Wyszłam z pokoju i udałam się do łazienki. Wykonałam wszystkie czynności poranne i wyszłam. Po cichu na palcach weszłam do swojego pokoju, a Harry stał przed moim łóżkiem i oglądał zdjęcia. Nie zauważył mojej obecności i ustałam centralnie za nim żeby go przestraszyć. Odwrócił się tak gwałtownie, że ja i on zlękliśmy się siebie. Stykaliśmy się klatkami i Harry patrzył mi głęboko w oczy. Zbliżył swoją twarz do mojej, a jego loki gilgotały moją twarz.
- To gilgocze! - odskoczyłam od niego i zaśmiałam się.
- Trudno. - zaczął mnie gonić, na co szybko zareagowałam i pobiegłam na dół. Lesie siedziała przy stole pijąc cappuccino i rozmawiając przez telefon. Spojrzała na nas, bo robiliśmy dużo hałasu, poprzez ganianie się jak małe dzieci dookoła stołu. Wstała i palcem postukała sobie w czoło. Opuściła kuchnię, a ja patrzyłam jak odchodzi. Zachichotałam i przekręciłam obok głowę. Harrego nie było, a za chwilę poczułam jak ktoś obejmuje mnie od tyłu.

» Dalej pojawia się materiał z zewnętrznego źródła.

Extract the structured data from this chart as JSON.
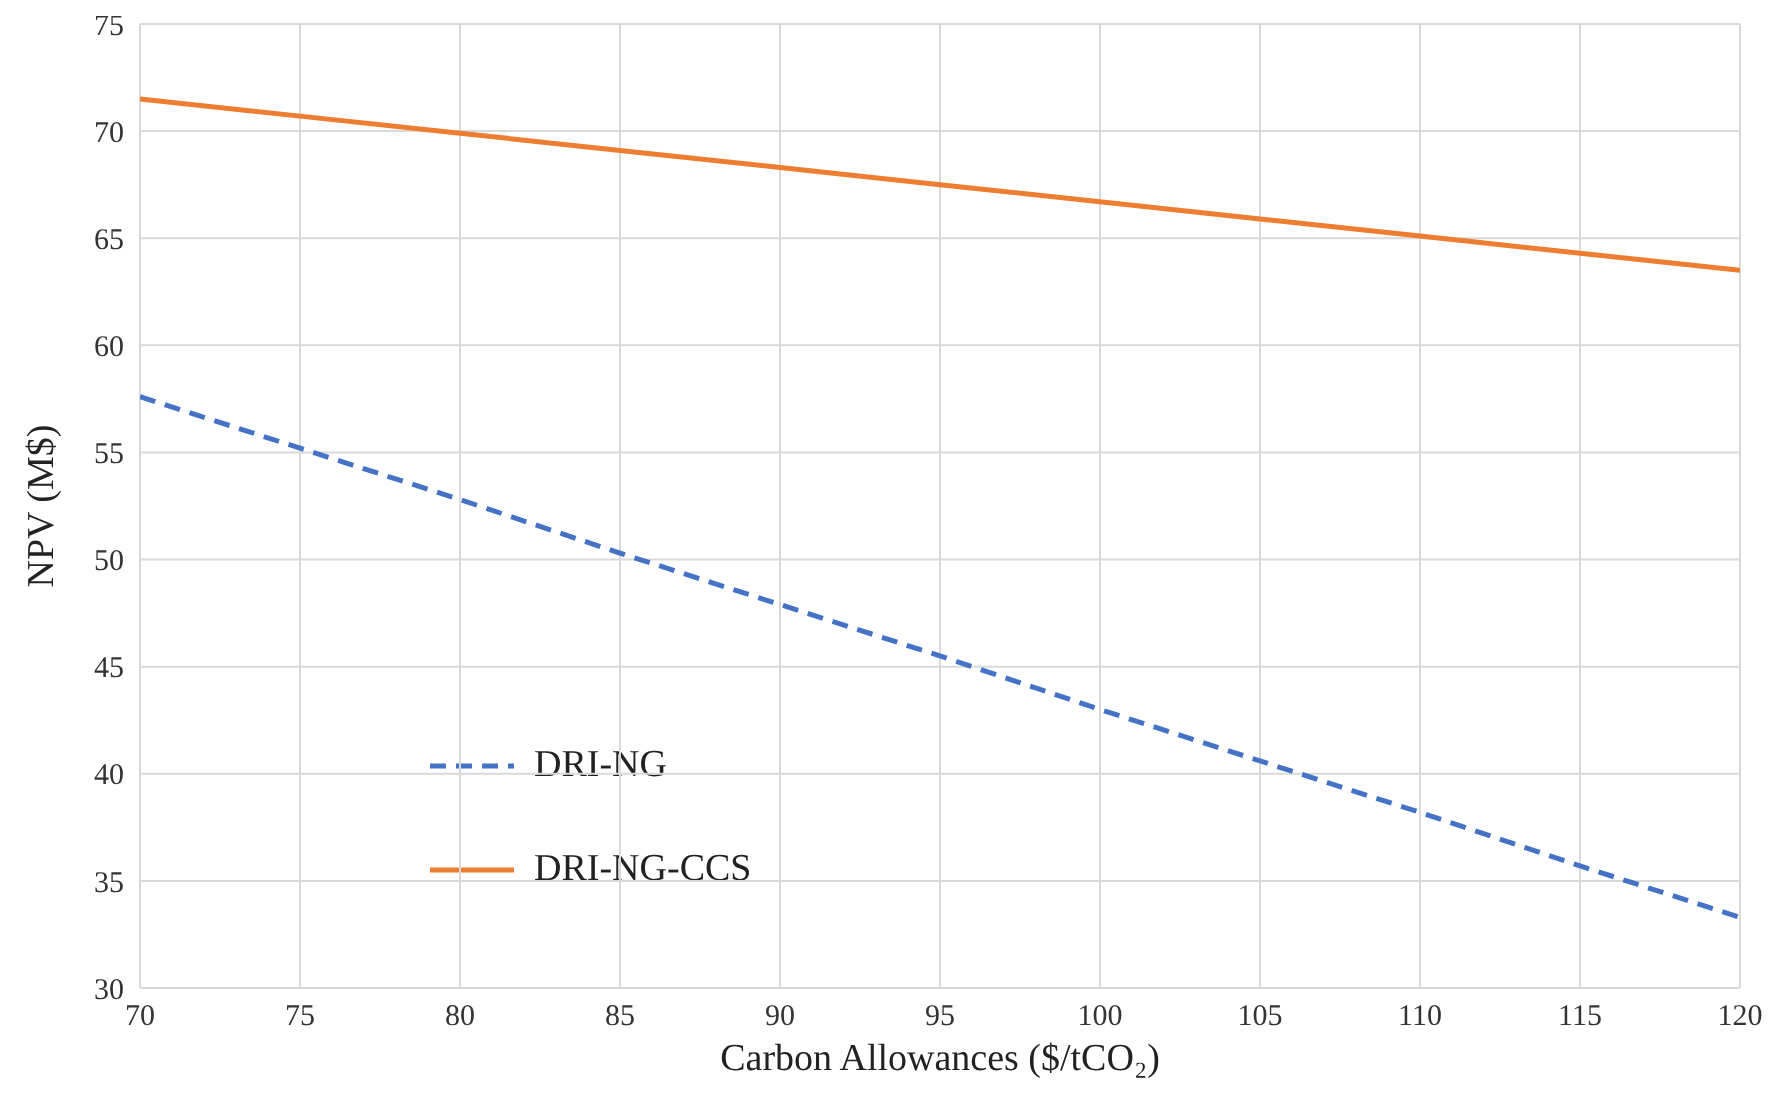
{
  "chart_data": {
    "type": "line",
    "xlabel": "Carbon Allowances ($/tCO₂)",
    "ylabel": "NPV (M$)",
    "x": [
      70,
      75,
      80,
      85,
      90,
      95,
      100,
      105,
      110,
      115,
      120
    ],
    "series": [
      {
        "name": "DRI-NG",
        "color": "#4472c4",
        "line_style": "dashed",
        "values": [
          57.6,
          55.2,
          52.8,
          50.3,
          47.9,
          45.5,
          43.0,
          40.6,
          38.2,
          35.7,
          33.3
        ]
      },
      {
        "name": "DRI-NG-CCS",
        "color": "#ed7d31",
        "line_style": "solid",
        "values": [
          71.5,
          70.7,
          69.9,
          69.1,
          68.3,
          67.5,
          66.7,
          65.9,
          65.1,
          64.3,
          63.5
        ]
      }
    ],
    "xlim": [
      70,
      120
    ],
    "xticks": [
      70,
      75,
      80,
      85,
      90,
      95,
      100,
      105,
      110,
      115,
      120
    ],
    "ylim": [
      30,
      75
    ],
    "yticks": [
      30,
      35,
      40,
      45,
      50,
      55,
      60,
      65,
      70,
      75
    ],
    "grid": true,
    "legend": "bottom left",
    "marker": "none"
  }
}
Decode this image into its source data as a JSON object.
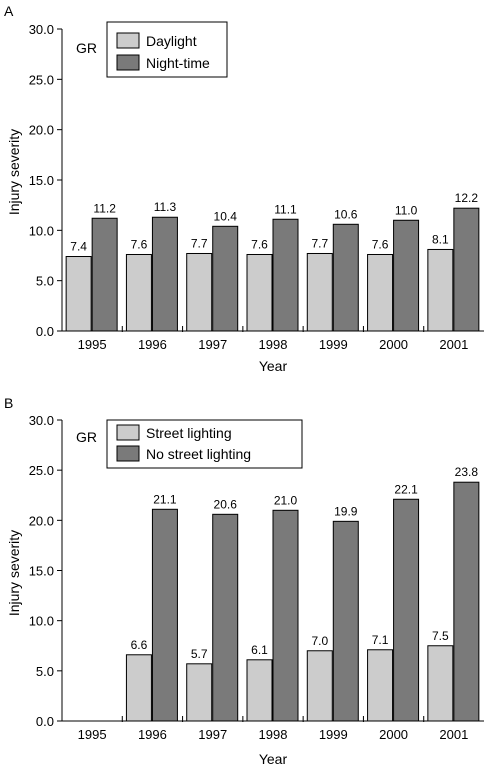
{
  "chart_data": [
    {
      "type": "bar",
      "panel_label": "A",
      "inset_label": "GR",
      "categories": [
        "1995",
        "1996",
        "1997",
        "1998",
        "1999",
        "2000",
        "2001"
      ],
      "series": [
        {
          "name": "Daylight",
          "color": "#cccccc",
          "values": [
            7.4,
            7.6,
            7.7,
            7.6,
            7.7,
            7.6,
            8.1
          ]
        },
        {
          "name": "Night-time",
          "color": "#7a7a7a",
          "values": [
            11.2,
            11.3,
            10.4,
            11.1,
            10.6,
            11.0,
            12.2
          ]
        }
      ],
      "data_labels": {
        "Daylight": [
          "7.4",
          "7.6",
          "7.7",
          "7.6",
          "7.7",
          "7.6",
          "8.1"
        ],
        "Night-time": [
          "11.2",
          "11.3",
          "10.4",
          "11.1",
          "10.6",
          "11.0",
          "12.2"
        ]
      },
      "xlabel": "Year",
      "ylabel": "Injury severity",
      "ylim": [
        0,
        30
      ],
      "yticks": [
        "0.0",
        "5.0",
        "10.0",
        "15.0",
        "20.0",
        "25.0",
        "30.0"
      ],
      "legend": "top-left",
      "grid": false
    },
    {
      "type": "bar",
      "panel_label": "B",
      "inset_label": "GR",
      "categories": [
        "1995",
        "1996",
        "1997",
        "1998",
        "1999",
        "2000",
        "2001"
      ],
      "series": [
        {
          "name": "Street lighting",
          "color": "#cccccc",
          "values": [
            null,
            6.6,
            5.7,
            6.1,
            7.0,
            7.1,
            7.5
          ]
        },
        {
          "name": "No street lighting",
          "color": "#7a7a7a",
          "values": [
            null,
            21.1,
            20.6,
            21.0,
            19.9,
            22.1,
            23.8
          ]
        }
      ],
      "data_labels": {
        "Street lighting": [
          null,
          "6.6",
          "5.7",
          "6.1",
          "7.0",
          "7.1",
          "7.5"
        ],
        "No street lighting": [
          null,
          "21.1",
          "20.6",
          "21.0",
          "19.9",
          "22.1",
          "23.8"
        ]
      },
      "xlabel": "Year",
      "ylabel": "Injury severity",
      "ylim": [
        0,
        30
      ],
      "yticks": [
        "0.0",
        "5.0",
        "10.0",
        "15.0",
        "20.0",
        "25.0",
        "30.0"
      ],
      "legend": "top-left",
      "grid": false
    }
  ]
}
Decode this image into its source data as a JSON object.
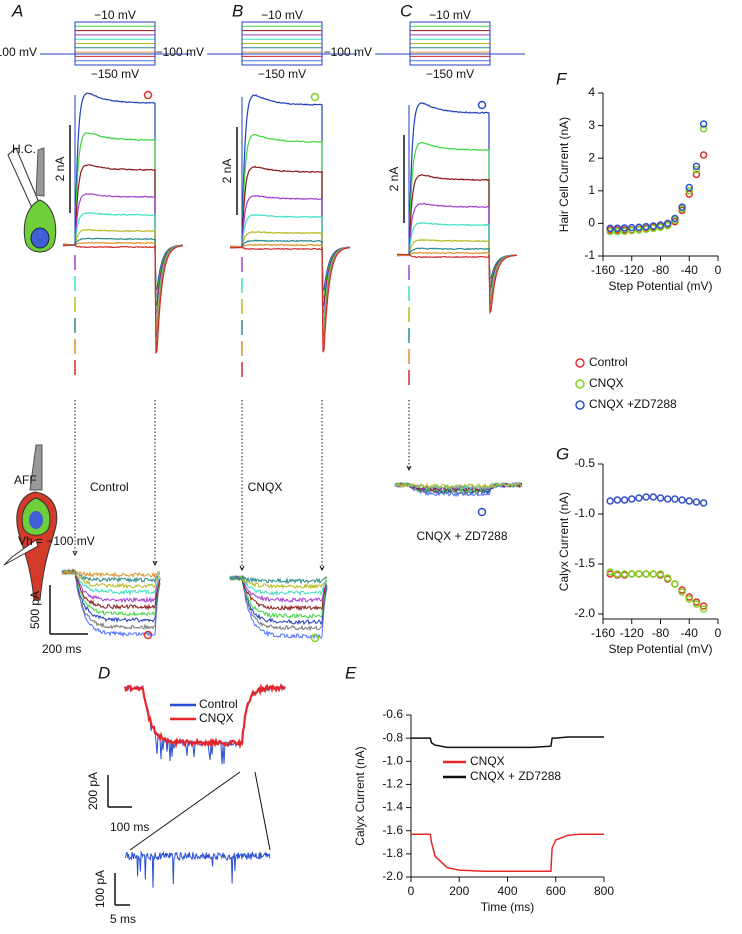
{
  "panels": {
    "A": {
      "letter": "A",
      "protocol": {
        "top": "−10 mV",
        "hold": "−100 mV",
        "bottom": "−150 mV"
      },
      "cell_label": "H.C.",
      "scale_nA": "2 nA",
      "aff_label": "AFF",
      "vh": "Vh = −100 mV",
      "condition": "Control",
      "scale_pA": "500 pA",
      "scale_ms": "200 ms"
    },
    "B": {
      "letter": "B",
      "protocol": {
        "top": "−10 mV",
        "hold": "−100 mV",
        "bottom": "−150 mV"
      },
      "scale_nA": "2 nA",
      "condition": "CNQX"
    },
    "C": {
      "letter": "C",
      "protocol": {
        "top": "−10 mV",
        "hold": "−100 mV",
        "bottom": "−150 mV"
      },
      "scale_nA": "2 nA",
      "condition": "CNQX + ZD7288"
    },
    "D": {
      "letter": "D",
      "legend": [
        {
          "name": "Control",
          "color": "#2a4fd6"
        },
        {
          "name": "CNQX",
          "color": "#e8262a"
        }
      ],
      "scale_pA": "200 pA",
      "scale_ms": "100 ms",
      "inset_scale_pA": "100 pA",
      "inset_scale_ms": "5 ms"
    },
    "E": {
      "letter": "E"
    },
    "F": {
      "letter": "F"
    },
    "G": {
      "letter": "G"
    }
  },
  "chart_data": [
    {
      "type": "scatter",
      "xlabel": "Step Potential (mV)",
      "ylabel": "Hair Cell Current (nA)",
      "x": [
        -150,
        -140,
        -130,
        -120,
        -110,
        -100,
        -90,
        -80,
        -70,
        -60,
        -50,
        -40,
        -30,
        -20
      ],
      "xlim": [
        -160,
        0
      ],
      "xticks": [
        -160,
        -120,
        -80,
        -40,
        0
      ],
      "ylim": [
        -1,
        4
      ],
      "yticks": [
        -1,
        0,
        1,
        2,
        3,
        4
      ],
      "legend": true,
      "series": [
        {
          "name": "Control",
          "color": "#e0302a",
          "values": [
            -0.2,
            -0.2,
            -0.2,
            -0.2,
            -0.18,
            -0.15,
            -0.12,
            -0.1,
            -0.05,
            0.05,
            0.4,
            0.9,
            1.5,
            2.1
          ]
        },
        {
          "name": "CNQX",
          "color": "#7ed321",
          "values": [
            -0.25,
            -0.25,
            -0.24,
            -0.22,
            -0.2,
            -0.18,
            -0.15,
            -0.12,
            -0.07,
            0.1,
            0.45,
            1.0,
            1.65,
            2.9
          ]
        },
        {
          "name": "CNQX +ZD7288",
          "color": "#2f4fc8",
          "values": [
            -0.15,
            -0.15,
            -0.14,
            -0.13,
            -0.12,
            -0.1,
            -0.08,
            -0.05,
            0.0,
            0.15,
            0.5,
            1.1,
            1.75,
            3.05
          ]
        }
      ]
    },
    {
      "type": "scatter",
      "xlabel": "Step Potential (mV)",
      "ylabel": "Calyx Current (nA)",
      "x": [
        -150,
        -140,
        -130,
        -120,
        -110,
        -100,
        -90,
        -80,
        -70,
        -60,
        -50,
        -40,
        -30,
        -20
      ],
      "xlim": [
        -160,
        0
      ],
      "xticks": [
        -160,
        -120,
        -80,
        -40,
        0
      ],
      "ylim": [
        -2.05,
        -0.5
      ],
      "yticks": [
        {
          "value": -2,
          "label": "-2.0"
        },
        -1.5,
        {
          "value": -1,
          "label": "-1.0"
        },
        -0.5
      ],
      "legend": false,
      "series": [
        {
          "name": "Control",
          "color": "#e0302a",
          "values": [
            -1.6,
            -1.61,
            -1.61,
            -1.6,
            -1.6,
            -1.6,
            -1.6,
            -1.61,
            -1.65,
            -1.7,
            -1.76,
            -1.83,
            -1.88,
            -1.92
          ]
        },
        {
          "name": "CNQX",
          "color": "#7ed321",
          "values": [
            -1.58,
            -1.6,
            -1.6,
            -1.6,
            -1.6,
            -1.6,
            -1.6,
            -1.6,
            -1.64,
            -1.7,
            -1.78,
            -1.85,
            -1.9,
            -1.95
          ]
        },
        {
          "name": "CNQX +ZD7288",
          "color": "#2f4fc8",
          "values": [
            -0.87,
            -0.86,
            -0.86,
            -0.85,
            -0.84,
            -0.83,
            -0.83,
            -0.84,
            -0.85,
            -0.85,
            -0.86,
            -0.87,
            -0.88,
            -0.89
          ]
        }
      ]
    },
    {
      "type": "line",
      "xlabel": "Time (ms)",
      "ylabel": "Calyx Current (nA)",
      "x": [
        0,
        80,
        85,
        100,
        150,
        200,
        300,
        400,
        500,
        580,
        585,
        600,
        650,
        700,
        800
      ],
      "xlim": [
        0,
        800
      ],
      "xticks": [
        0,
        200,
        400,
        600,
        800
      ],
      "ylim": [
        -2,
        -0.6
      ],
      "yticks": [
        {
          "value": -2,
          "label": "-2.0"
        },
        -1.8,
        -1.6,
        -1.4,
        -1.2,
        {
          "value": -1,
          "label": "-1.0"
        },
        -0.8,
        -0.6
      ],
      "legend": true,
      "series": [
        {
          "name": "CNQX",
          "color": "#e8262a",
          "values": [
            -1.63,
            -1.63,
            -1.7,
            -1.82,
            -1.92,
            -1.94,
            -1.95,
            -1.95,
            -1.95,
            -1.95,
            -1.75,
            -1.68,
            -1.64,
            -1.63,
            -1.63
          ]
        },
        {
          "name": "CNQX + ZD7288",
          "color": "#111111",
          "values": [
            -0.8,
            -0.8,
            -0.84,
            -0.86,
            -0.88,
            -0.88,
            -0.88,
            -0.88,
            -0.88,
            -0.87,
            -0.8,
            -0.8,
            -0.79,
            -0.79,
            -0.79
          ]
        }
      ]
    }
  ]
}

- Mam cię. - powiedział szeptem wprost w moją szyję, a jego loki ponownie zaczęły mnie gilgotać.
- Nie na długo. - prychnęłam i rozdzieliłam jego ręce. - Śpieszę się do pracy. - Odeszłam od niego kawałek i ustałam przy blacie. - Autobus jest za 15 minut, więc szybko muszę iść.
- Po co ci autobus? Jedziesz ze mną! - zarządził i puścił mi oczko. - Ja zaczekam, a ty coś zjedz.
- Nie będę jeść. Nie jestem głodna. - Harry tylko pokiwał głową. Już myślałam, że zacznie rządzić się i rozkazywać, że mam zjeść. Oczywiście popsułoby mi to cały humor.
- No to zbieraj się. - westchnął i ruszył w stronę drzwi. Poszłam szybko na górę, chwytając torebkę i telefon. Zbiegłam na dół, po drodze informując Less, że wychodzę.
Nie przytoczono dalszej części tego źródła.